On Wednesday nights, I host a biblical Hebrew class. We learn a little grammar and then we look at some biblical text. This past week, Ester, Melanie, Natasha, and myself looked at the first version of the weekly Torah portion (parsha) called Noah (Genesis/Breisheit 6:9).
The common translation of this verse is: These are the generations of Noah, Noah was a righteous/tzadik and wholehearted/tamim man in his generation; he walked with Hashem (god). Looking at the Hebrew, we had some questions. The first is why is righteous/tzadik singular, and wholehearted/tamim plural? The other question we had is with the word walk/heet-halech which is a reflexive form of the word. Why does the Torah use the reflexive form when the simple form would have worked just fine?
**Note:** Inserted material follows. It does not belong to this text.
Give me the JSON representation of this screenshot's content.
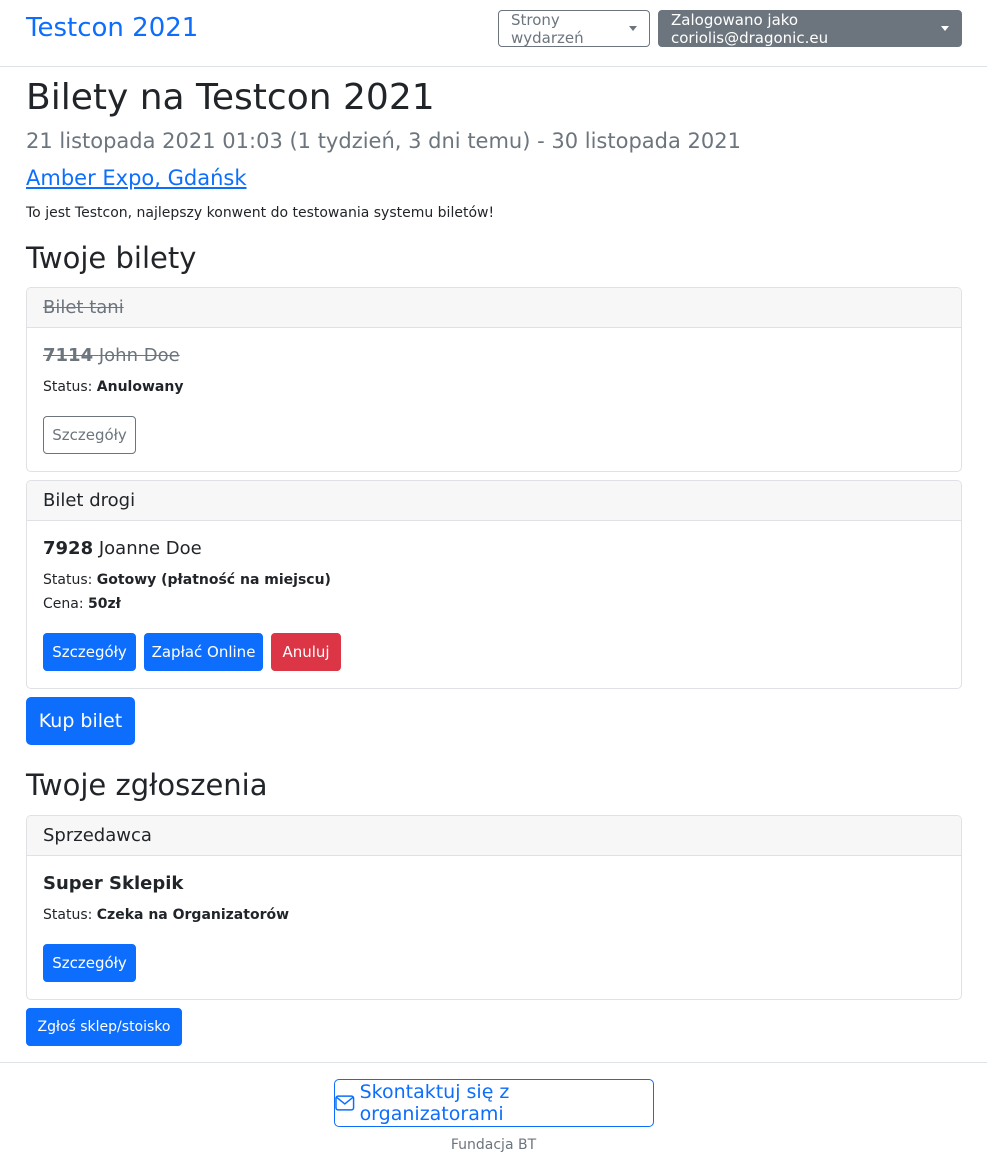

The answer we came up with has to do with the repetition of Noah’s name. There are a few places where a person’s name is doubled: Moshe in Exodus/Shmot 3:4, Avraham in Genesis/Breisheit 22:11 and 25:19, and Yaakov/Jacob in Genesis/Breisheit 46:2. I learned that when a name is doubled, the Torah is talking about the higher aspect of a person and their lower aspect. Often, we find ourselves in either a state of expanded consciousness, where we feel connected to everything and we understand the grand scheme of things, or we are in constricted consciousness, where we don’t understand why things are happening to us and we only care about ourselves. When the Torah repeats a name like this, it is trying to teach us something about being in both states at the same time. And in our verse, we have Noah’s name repeated. So the question is what is the Torah trying to teach us?
In order to answer this, we need to look at the word tamim. Tamim does not just mean wholesome. It means something so complete, it becomes a simple unity. Think of Forrest Gump as an example. Forrest Gump was simple, whole, and complete, and from this he came across as naive. But he wasn’t naive so much as he was being complete true to himself and when a person can get to that state, they appear as simple, almost innocent. This is the meaning of the word tam. Tamim, though is plural. Why? The answer the four of us came with is that tamim is referring to the unification of the higher and lower aspects of Noach, that they became joined and unified in a tam way. And when that happened, the unified Noah was a tzadik, singular, because he is now one – higher and lower unified into a simple unity.
And this becomes the teaching of the verse, and the answer to our second question (regarding heet-halech): when a person can join his higher and lower selves into a simple, unified, and whole being, that person becomes righteous and then that person walking with themselves, can also walk with Hashem.